Il résulte de ce qui précède, et sans qu’il soit besoin de se prononcer sur les autres moyens, que M. D... est fondé à en demander l’annulation, ainsi que par voie de conséquence, celle des décisions portant refus de délai de départ volontaire, fixant le pays de renvoi et portant interdiction de circulation pour une durée trois ans. Il s’ensuit que l’arrêté du 31 décembre 2025 du préfet de la Haute-Garonne doit être annulé en toutes ses dispositions.
Sur les conclusions à fin d’injonction :

L’exécution du présent jugement implique qu’il soit enjoint au préfet de la Haute-Garonne de mettre en œuvre sans délai la procédure d’effacement du signalement aux fins de non-admission de M. D... dans le système d’information Schengen.

Sur les frais liés au litige :
Sous réserve de l’admission définitive de M. D... au bénéfice de l’aide juridictionnelle et de la renonciation de Me Saihi à percevoir la somme correspondant à la part contributive de l’Etat, ce dernier versera à Me Saihi une somme de 1 000 euros en application de l’article L. 761-1 du code de justice administrative et de l’article 37 de la loi du 10 juillet 1991.



D E C I D E :

Article 1er : M. D... est admis au bénéfice de l’aide juridictionnelle à titre provisoire.

Article 2 : L’arrêté du préfet de la Haute-Garonne du 31 décembre 2025 est annulé.

Article 3 : Il est enjoint au préfet de la Haute-Garonne de procéder sans délai à compter de la notification du jugement à la suppression du signalement de M. D... dans le système d’information Schengen.

Article 4 : Sous réserve de l’admission définitive de M. D... au bénéfice de l’aide juridictionnelle et de la renonciation de Me Saihi à percevoir la somme correspondant à la part contributive de l’Etat, ce dernier versera à Me Saihi une somme de 1 000 euros en application de l’article L. 761-1 du code de justice administrative et de l’article 37 de la loi du 10 juillet 1991.

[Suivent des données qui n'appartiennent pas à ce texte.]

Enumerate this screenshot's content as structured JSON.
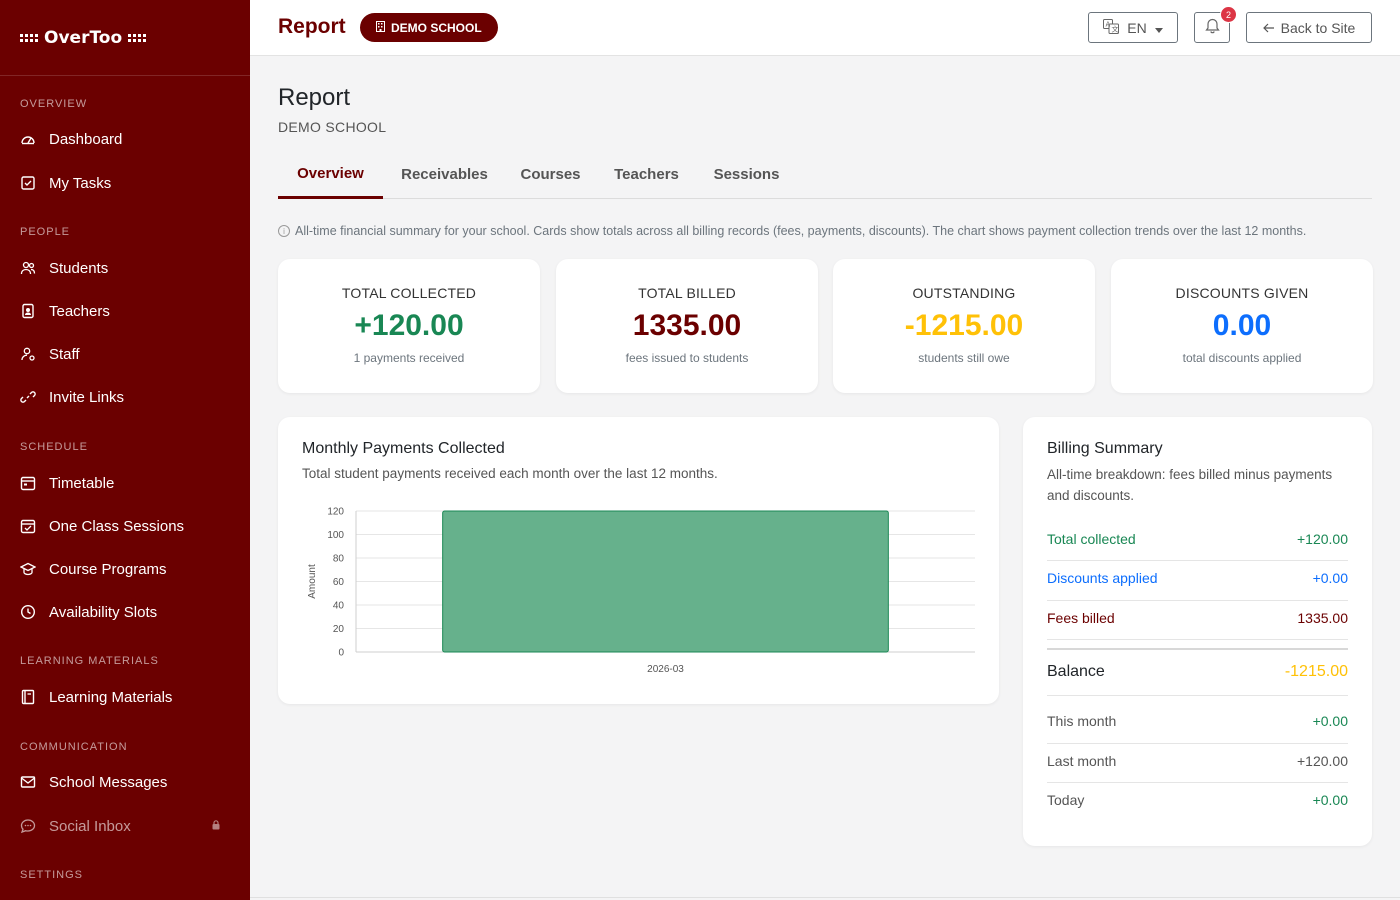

Article 5 : Le surplus des conclusions de la requête est rejeté.

Article 6 : Le présent jugement sera notifié à M. B... D..., à Me Saihi et au préfet de la Haute-Garonne.

Rendu public par mise à disposition au greffe le 6 janvier 2026.


La magistrate désignée,
S. GIGAULT

La greffière,
L. DISPAGNE


La République mande et ordonne au préfet de la Haute-Garonne en ce qui le concerne ou à tous commissaires de justice à ce requis en ce qui concerne les voies de droit commun contre les parties privées, de pourvoir à l’exécution de la présente décision.